We have begun implementing Snowplow as our main consumer events pipeline at work.
Really happy with how far you can go with out-of-the-box configurations and guides. Kudos to the team and everyone involved.

One of the requirements we are fielding from the business right now is this - individual teams want a filtered view of events that they care about - in realtime, of course.

The context is that we are using a ‘fat’ pipeline to process all the consumer events. All of it gets sinked in destinations like S3 and Google Bigquery - and hence filtering out the batched data is a solved issue.
We would love to have a similar solution for a “filtered realtime view” of events flowing through.

I’d love to get your thoughts/ experiences around this topic.

If you only need a subset of events (and you don’t want to read off the main stream) one option is to use Kinesis Tee or a similar Lambda/processor to split the fat stream out into individual topics that have been filtered according to a condition.

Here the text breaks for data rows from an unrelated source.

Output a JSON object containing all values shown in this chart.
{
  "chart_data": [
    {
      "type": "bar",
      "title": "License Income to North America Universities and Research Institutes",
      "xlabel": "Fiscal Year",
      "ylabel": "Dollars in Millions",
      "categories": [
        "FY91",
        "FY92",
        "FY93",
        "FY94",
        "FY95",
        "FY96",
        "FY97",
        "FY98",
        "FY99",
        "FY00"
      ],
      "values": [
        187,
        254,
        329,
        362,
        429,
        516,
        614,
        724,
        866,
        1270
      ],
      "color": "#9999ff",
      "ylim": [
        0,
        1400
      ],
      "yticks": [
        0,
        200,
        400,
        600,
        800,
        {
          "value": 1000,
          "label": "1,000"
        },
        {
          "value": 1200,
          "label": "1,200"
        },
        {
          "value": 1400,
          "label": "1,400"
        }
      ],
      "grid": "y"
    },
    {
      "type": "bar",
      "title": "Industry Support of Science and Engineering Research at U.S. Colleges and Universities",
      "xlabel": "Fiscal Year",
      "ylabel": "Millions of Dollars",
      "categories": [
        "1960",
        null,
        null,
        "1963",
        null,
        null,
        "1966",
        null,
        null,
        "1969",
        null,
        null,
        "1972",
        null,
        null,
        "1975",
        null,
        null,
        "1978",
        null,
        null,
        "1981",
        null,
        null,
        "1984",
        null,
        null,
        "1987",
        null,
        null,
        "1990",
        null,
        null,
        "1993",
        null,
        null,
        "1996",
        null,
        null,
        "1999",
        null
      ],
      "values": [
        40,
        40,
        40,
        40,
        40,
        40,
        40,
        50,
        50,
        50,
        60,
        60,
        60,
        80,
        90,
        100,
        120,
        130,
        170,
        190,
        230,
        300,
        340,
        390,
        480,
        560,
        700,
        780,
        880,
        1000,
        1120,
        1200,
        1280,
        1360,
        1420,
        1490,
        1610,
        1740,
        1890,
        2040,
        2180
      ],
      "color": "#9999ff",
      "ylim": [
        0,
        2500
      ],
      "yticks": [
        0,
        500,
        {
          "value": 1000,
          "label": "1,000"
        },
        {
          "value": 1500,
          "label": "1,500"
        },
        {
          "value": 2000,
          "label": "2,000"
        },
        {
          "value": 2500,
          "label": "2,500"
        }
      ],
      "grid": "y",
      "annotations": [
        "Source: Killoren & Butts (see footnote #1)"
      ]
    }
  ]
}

If you’re using Lambda one thing you’ll have to be wary of is scaling these (it’s easier to just set a conservatively high number of shards) based on the read/write requirements for that stream.

1 Like

Thanks @mike for sharing your thoughts.
We landed on similar ideas and conclusions as you mentioned above.

I’ll keep you posted on how we progress.

One of the ideas we are bouncing around in the team is to consume from the fat stream into multiple Kinesis Firehoses and each of it filter using the ‘processor’ lambda that decides which records to ‘keep’ and deliver them into S3 in micro-batches. Individual teams could listen to S3 notifications and consume the data as they see fit.

Does anyone see any immediate/obvious pitfalls with this approach?

The reason we are thinking about Firehose is to ensure there’s no back-pressure on the rest of the pipeline.

Hey @mike i was told Kinesis Tee was deprecated: https://github.com/snowplow/kinesis-tee/pull/32#issuecomment-503890710

What are the alternatives? Kinesis analytics? A variation of the s3/es kinesis sinks to write to a new kinesis stream?

Any suggestions?

I didn’t realise Kinesis Tee has been deprecated but it looks like the underlying library that it used for deployment of Lambda functions via Cloudformation (Gordon) also hasn’t seen any updates for a few years.

Depending on what you’re trying to achieve either Kinesis Analytics or Lambda functions are both sounds options. I don’t think I’d bother too much with the existing S3 / ES sinks unless there’s logic there that you’d like to reuse.

For Lambdas - the advantage is that you can write this in whatever language you’d like and chances are you can incorporate your filtering (or transforms) within the Lambda function itself. Depending on your volumes or latency requirements this may not necessarily be cost effective or desirable however.

For Kinesis Analytics this is probably the option I would go down today. Kinesis Analytics SQL is still a bit of a pain so I’d avoid this - it wants your data to desperately be homogeneous in terms of TSV or JSON so the unusual mixture of the enriched event of being a hybrid means that it can be quite difficult to work with. It’s significantly easier to work with if you’re converting it to JSON upstream (say using the analytics SDK in a Lambda function) but that’s extra work.

The introduction of Flink capability in Kinesis Analytics makes this a bit easier - if you’re comfortable with Java / Scala you can simply consume the enriched Kinesis Stream, transform the enriched event into JSON using the analytics SDK (if required) and then use a filter / transform function to get your desired output. Once you’ve got that output you should be able to write that out depending on what your desired target is.

If you want to make things a little trickier you could also write the job in Apache Beam rather than Flink but then you’d have to run this through a persistent EMR cluster which isn’t ideal.